I walked through the Vaci utca, a glittering shopping center before the war. The old familiar names were on the stores but nearly every one bore the sign Nationalized, and the show windows were bare.
There were pictures of Generalissimo Stalin everywhere. It gave me the chills to see the mustachioed dictator’s face side by side with the yellow posters inviting my capture.
I walked past the Belvarosi coffeehouse, and the gypsy band was playing the melody that reminded me of Maria just when I wanted to forget how much she had come to mean to me.
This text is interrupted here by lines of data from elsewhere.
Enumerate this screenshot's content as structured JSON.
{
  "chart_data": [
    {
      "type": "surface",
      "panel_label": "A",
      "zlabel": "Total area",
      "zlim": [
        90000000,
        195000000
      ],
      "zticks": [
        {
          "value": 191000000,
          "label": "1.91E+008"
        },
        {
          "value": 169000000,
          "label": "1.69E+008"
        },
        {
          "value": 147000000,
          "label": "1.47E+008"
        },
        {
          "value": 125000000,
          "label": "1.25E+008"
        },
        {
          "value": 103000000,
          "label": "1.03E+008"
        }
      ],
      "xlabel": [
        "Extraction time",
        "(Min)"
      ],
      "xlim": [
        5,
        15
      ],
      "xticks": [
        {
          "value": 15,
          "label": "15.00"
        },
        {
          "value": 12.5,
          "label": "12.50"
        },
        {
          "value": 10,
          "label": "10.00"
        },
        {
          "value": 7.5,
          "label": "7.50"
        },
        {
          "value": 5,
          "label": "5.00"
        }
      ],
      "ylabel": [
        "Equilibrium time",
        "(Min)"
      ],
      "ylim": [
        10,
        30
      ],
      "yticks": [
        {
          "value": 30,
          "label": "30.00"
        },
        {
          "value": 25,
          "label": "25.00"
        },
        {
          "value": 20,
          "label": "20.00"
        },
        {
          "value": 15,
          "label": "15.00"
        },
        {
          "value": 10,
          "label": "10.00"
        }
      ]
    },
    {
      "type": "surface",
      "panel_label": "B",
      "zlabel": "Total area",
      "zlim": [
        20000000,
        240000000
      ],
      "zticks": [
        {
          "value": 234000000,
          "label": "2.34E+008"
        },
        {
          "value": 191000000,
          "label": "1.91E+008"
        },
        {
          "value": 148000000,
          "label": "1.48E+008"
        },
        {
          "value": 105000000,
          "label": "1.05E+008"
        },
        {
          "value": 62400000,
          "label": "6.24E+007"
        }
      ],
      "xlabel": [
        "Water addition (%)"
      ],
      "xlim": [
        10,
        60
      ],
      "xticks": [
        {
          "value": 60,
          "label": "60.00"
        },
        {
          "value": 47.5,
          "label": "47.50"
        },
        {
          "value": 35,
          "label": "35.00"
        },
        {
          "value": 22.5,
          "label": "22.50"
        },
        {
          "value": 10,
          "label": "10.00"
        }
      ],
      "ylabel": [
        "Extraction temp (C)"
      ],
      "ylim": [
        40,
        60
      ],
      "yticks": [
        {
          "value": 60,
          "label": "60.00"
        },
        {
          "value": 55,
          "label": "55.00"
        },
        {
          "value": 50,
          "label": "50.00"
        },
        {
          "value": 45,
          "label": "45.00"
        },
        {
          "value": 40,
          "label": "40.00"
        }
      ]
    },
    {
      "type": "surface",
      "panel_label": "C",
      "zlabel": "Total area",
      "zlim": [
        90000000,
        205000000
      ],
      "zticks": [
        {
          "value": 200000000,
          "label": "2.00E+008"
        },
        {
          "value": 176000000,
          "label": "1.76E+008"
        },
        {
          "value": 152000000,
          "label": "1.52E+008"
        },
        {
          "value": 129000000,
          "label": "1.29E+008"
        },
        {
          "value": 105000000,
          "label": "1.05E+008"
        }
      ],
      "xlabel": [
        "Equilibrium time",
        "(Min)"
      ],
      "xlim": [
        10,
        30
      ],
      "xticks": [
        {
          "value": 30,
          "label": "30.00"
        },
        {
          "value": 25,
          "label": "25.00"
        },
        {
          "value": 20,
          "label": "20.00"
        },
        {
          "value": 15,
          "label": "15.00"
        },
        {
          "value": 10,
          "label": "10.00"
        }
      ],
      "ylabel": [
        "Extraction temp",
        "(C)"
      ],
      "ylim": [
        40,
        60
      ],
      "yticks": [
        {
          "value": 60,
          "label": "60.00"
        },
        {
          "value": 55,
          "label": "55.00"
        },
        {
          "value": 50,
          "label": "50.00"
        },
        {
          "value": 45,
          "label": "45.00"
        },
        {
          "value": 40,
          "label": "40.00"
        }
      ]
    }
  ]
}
I knew what lay ahead and how little chance there was that I should ever see her again.
Then, my love, let us try while the moonlight is clear, Amid the dark forest that fiddle to hear.
I won’t pretend my nerves were calm. I fancied I saw an MVD agent in every man and woman I passed. It was the same on the bus; each new passenger seemed vaguely familiar. I’d seen their faces before. I sat in the back of the bus; I expected at any moment to feel a gun in my ribs.
There was one heavyset man I was sure had been on the train to Budapest. He left the bus behind me; for two blocks the crunching of heavy footsteps in the snow told me I was being followed.
I checked an impulse to run. Instead, I turned into a side street, off the avenue that would take me to Hiram and Walter. The footsteps were louder than ever.
The night was bitter cold and clear. The moon had not yet risen, but there was sufficient light from the stars to tell me, when there was no possibility of turning back, that I had entered a dead-end street.